Несмотря на отсутствие денег, пока не поступила очередная сумма личного дохода как вдовствующей королевы Франции, Мария делала вид, что ничего не произошло. В первые полгода она почти не пользовалась косметикой, но по-прежнему тщательно следила за одеждой и прической. Когда она отказалась носить чужую одежду, покорный Ноллис отправил курьера, чтобы забрать ее гардероб из замка Лох-Ливен, а также попросил Морея прислать ее карету и платья из Эдинбурга. Королевские покои Холирудского дворца были разграблены людьми Мортона, и оттуда прислали лишь комплект сорочек, несколько пар надушенных перчаток и часы, но из Лох-Ливена прибыли пять повозок и четыре вьючные лошади с одеждой и личными вещами. Это было лишь начало; вскоре Мария заказала замену утраченному, и через год при переезде с места на место для ее вещей требовалось около тридцати повозок.
Когда приехала Сетон, Мария снова стала выглядеть как королева. Ее волосы требовали заботы, потому что она коротко постригла их во время поспешного бегства после сражения у Лангсайда, чтобы ее не узнали. Ноллис слышал, как она хвалила самую преданную из своих Марий, называя ее «лучшим „busker“», то есть лучшим женским парикмахером, которого можно найти во всех странах. Она умела все. «Среди прочих милых вещей… она так завивала волосы королевы, что они казались очень изящным париком[95]

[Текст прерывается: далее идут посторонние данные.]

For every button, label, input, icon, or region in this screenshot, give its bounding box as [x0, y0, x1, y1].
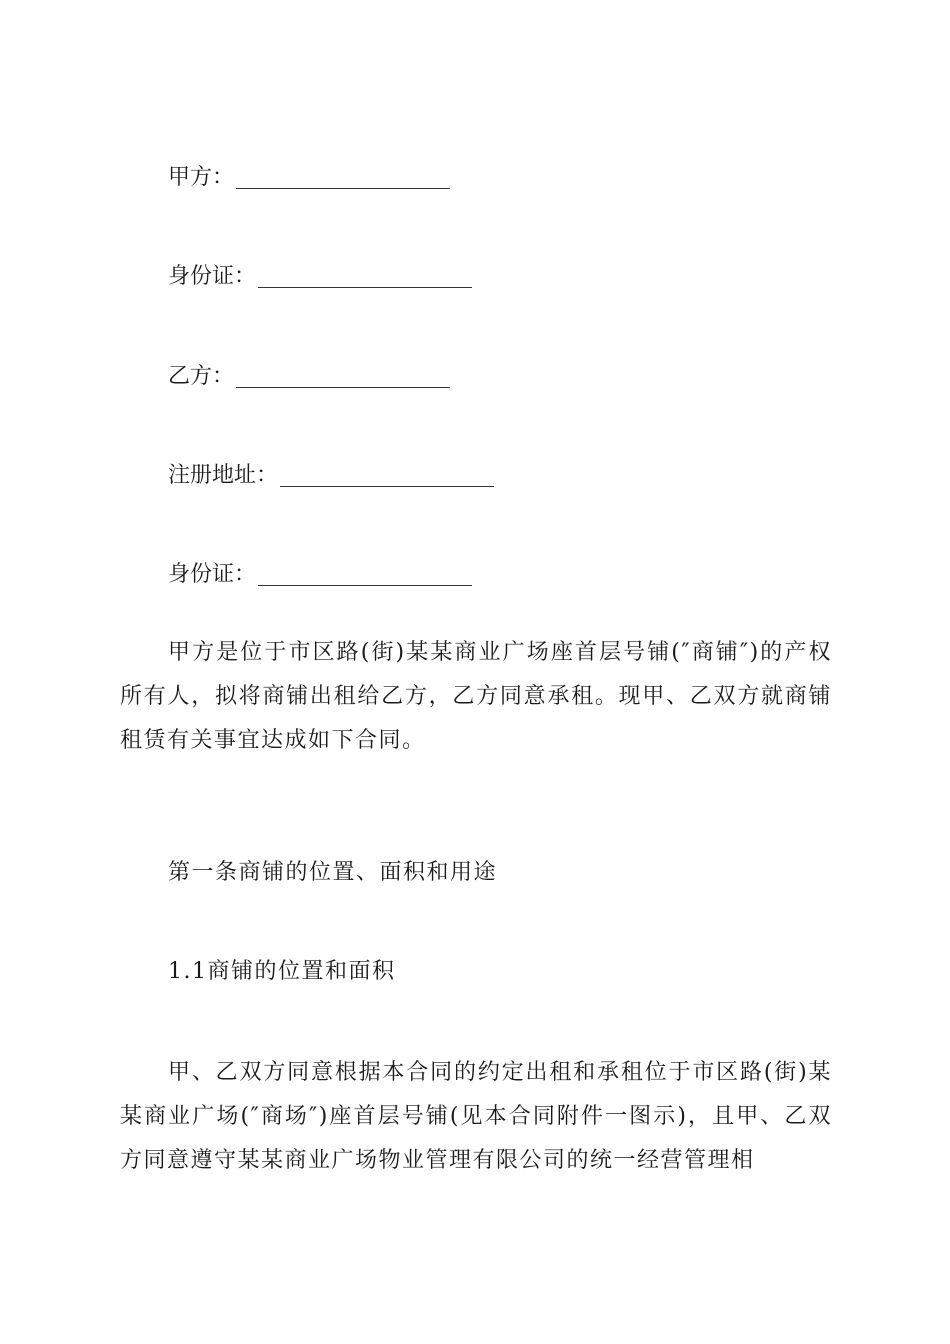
party-b-id-label: 身份证： — [168, 562, 257, 587]
party-a-id-field — [168, 262, 472, 292]
registered-address-field — [168, 461, 494, 491]
section-1-1-heading: 1.1商铺的位置和面积 — [168, 959, 396, 984]
party-a-blank[interactable] — [236, 168, 450, 189]
party-b-field — [168, 362, 450, 392]
article-1-heading: 第一条商铺的位置、面积和用途 — [168, 860, 498, 885]
registered-address-label: 注册地址： — [168, 463, 279, 488]
party-b-id-field — [168, 560, 472, 590]
party-b-blank[interactable] — [236, 367, 450, 388]
party-a-field — [168, 163, 450, 193]
party-a-label: 甲方： — [168, 165, 235, 190]
party-b-label: 乙方： — [168, 364, 235, 389]
party-a-id-blank[interactable] — [258, 267, 472, 288]
registered-address-blank[interactable] — [280, 466, 494, 487]
section-1-1-paragraph: 甲、乙双方同意根据本合同的约定出租和承租位于市区路(街)某某商业广场(″商场″)座首层号铺(见本合同附件一图示)，且甲、乙双方同意遵守某某商业广场物业管理有限公司的统一经营管理相 — [120, 1060, 832, 1173]
intro-paragraph: 甲方是位于市区路(街)某某商业广场座首层号铺(″商铺″)的产权所有人，拟将商铺出租给乙方，乙方同意承租。现甲、乙双方就商铺租赁有关事宜达成如下合同。 — [120, 640, 832, 753]
party-b-id-blank[interactable] — [258, 565, 472, 586]
party-a-id-label: 身份证： — [168, 264, 257, 289]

». Каждый день она делала Марии новую прическу, «без всякого ущерба, чему она была чрезвычайно рада».Двадцать шестой день рождения Мария провела у лорда Скроупа в замке Болтон, уединенном месте на неприветливой возвышенности, откуда открывался живописный вид на долину Уэнслидейл в северном Йоркшире. Ее перевезли сюда из Карлайла в июле 1568 г., приблизительно через две недели после того, как Сесил принялся внимательно изучать досье Бьюкенена. За день до ее дня рождения, 8 декабря, Морей предъявил оригиналы «короткого» и «длинного письма из Глазго» в Вестминстере.
Замок Болтон больше напоминал убежище, чем тюрьму. Лорд Скроуп был главным английским чиновником, отвечавшим за западную часть границы с Шотландией. Обязанности требовали его присутствия в Карлайле, и он регулярно уезжал из дома. Марию развлекала леди Скроуп, сестра герцога Норфолка. Она была католичкой и симпатизировала Марии. Как и брат, она была невысокого мнения о Морее, и Марии, вероятно, пригодилось плечо, на котором можно было поплакать после того, как комиссии были предъявлены «письма из ларца». Более того, дом леди Скроуп был теплым и комфортным. В жилых комнатах холодного и сырого замка имелось центральное отопление, одна из первых таких систем в Британии. Но Марии не позволили долго оставаться здесь. Через несколько месяцев ее снова перевели в более надежное и суровое место. Сесил опасался не только влияния леди Скроуп; его очень беспокоило, что замок находился в непосредственной близости от границы и моря. Он принял меры, чтобы Мария не попыталась сбежать.
В конце января 1569 г. ей пришлось совершить длительное путешествие на юг, в замок Татбери в Стаффордшире; путь пролегал по крутым и утопавшим в грязи тропам Йоркшира и Дербишира и занял десять дней. Татбери находился в центральных районах Англии: достаточно далеко, чтобы затруднить католикам с севера страны попытку вызволить Марию, и в то же время на значительном удалении от Лондона и портов, что делало бегство маловероятным.
Марию принял Джордж Толбот, граф Шрусбери, который будет ее тюремщиком следующие пятнадцать лет. Он был одним из самых знатных приближенных Елизаветы, вторым по рангу после герцога Норфолка, и идеальным с точки зрения английской королевы кандидатом для ведения дел с католической королевой в изгнании. Он был протестантом, но сменил веру лишь недавно, и лучше других понимал противоречия, с которыми придется столкнуться в отношениях с Марией. Он должен был добиться ее покорности, но уж точно не расположения. Он присутствовал на последних заседаниях созданного Елизаветой трибунала и знал об обвинениях Морея и о «письмах из ларца». Мария никогда не делала тайны из своей католической веры и связей с Гизами, а также своего желания перехитрить тех, кто держит ее в неволе; она постоянно была средоточием слухов, сплетен и намеков.